A influenciadora Verônica Oliveira, conhecida por sua página @faxinaboa, teve o pedido de laqueadura, processo para a esterilização voluntária definitiva, negado pelo SUS. A cirurgia consiste na amarração ou no corte das trompas da mulher, evitando que o óvulo e os espermatozóides se encontrem. “Busquei por essa cirurgia depois do nascimento da minha primeira filha, quando eu tinha 19 anos”, conta. Assim que a assistente social viu a idade da influencer, o pedido foi negado.

Ainda assim, Verônica tentou fazer a laqueadura novamente após o nascimento do segundo filho. Dessa vez, os trâmites foram pelo convênio. “O ginecologista nem se deu ao trabalho de iniciar o processo, veio com a desculpa de que eu poderia casar futuramente e meu marido ia querer ter filhos”, relembra Verônica. Além disso, o médico abordou assuntos até delicados, mesmo que hipotéticos. “Ele disse que, em caso de falecimento dos filhos que eu já tenho, eu ia querer ter mais.”

A denúncia de Verônica não foi formalizada. Na verdade, ela nem fez uma, nem pelas redes sociais. Seu caso ficou conhecido só depois que ela respondeu à pergunta de uma seguidora no Instagram, e a história viralizou. 
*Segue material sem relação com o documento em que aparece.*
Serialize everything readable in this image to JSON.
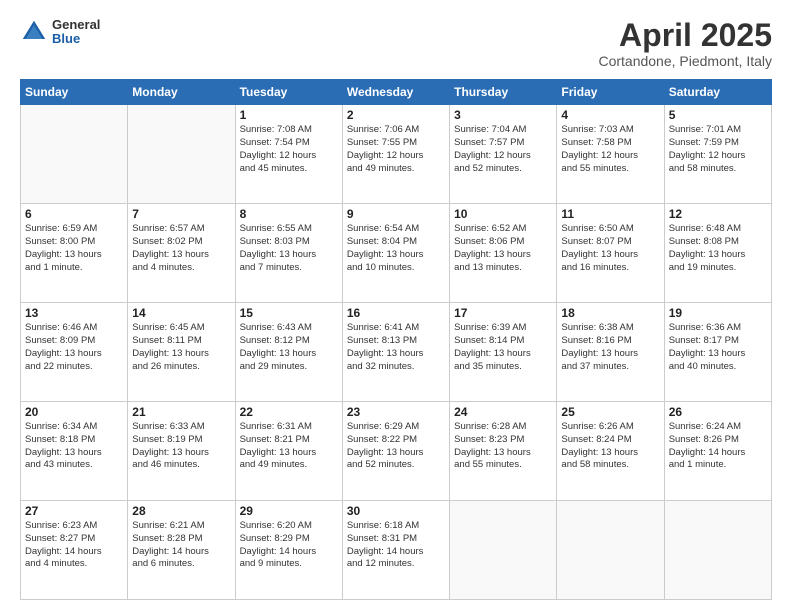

Ao revelar seu caso para as seguidoras, Verônica descobriu que muitas mulheres passaram pela mesma situação. “Elas não se sentem donas de seus corpos. E eu não me arrependo de ter denunciado. Foi muito importante iniciar essa conversa e ver que ainda estamos longe de ter nossos direitos reprodutivos garantidos”, finaliza.

Saiba como denunciar

Ligue 180 – Central de Atendimento à Mulher: canal criado pela Secretaria Nacional de Políticas para as Mulheres, que presta uma escuta qualificada às mulheres em situação de violência. A ligação é gratuita e o serviço, que funciona 24 horas por dia, encaminha as denúncias para os órgãos competentes.

Delegacia Especial de Atendimento à Mulher – DEAM: as delegacias especializadas no atendimento ao público feminino estão espalhadas por todo o Brasil. No site do Conselho Nacional de Justiça, é possível descobrir qual a DEAM mais próxima de você. Além de ligações, alguns estados possibilitam o registro da ocorrência  de forma online

Ligue 190 – PMDF: em casos de emergência, o mais indicado é ligar para a polícia militar pelo 190, que envia uma viatura imediatamente ao local.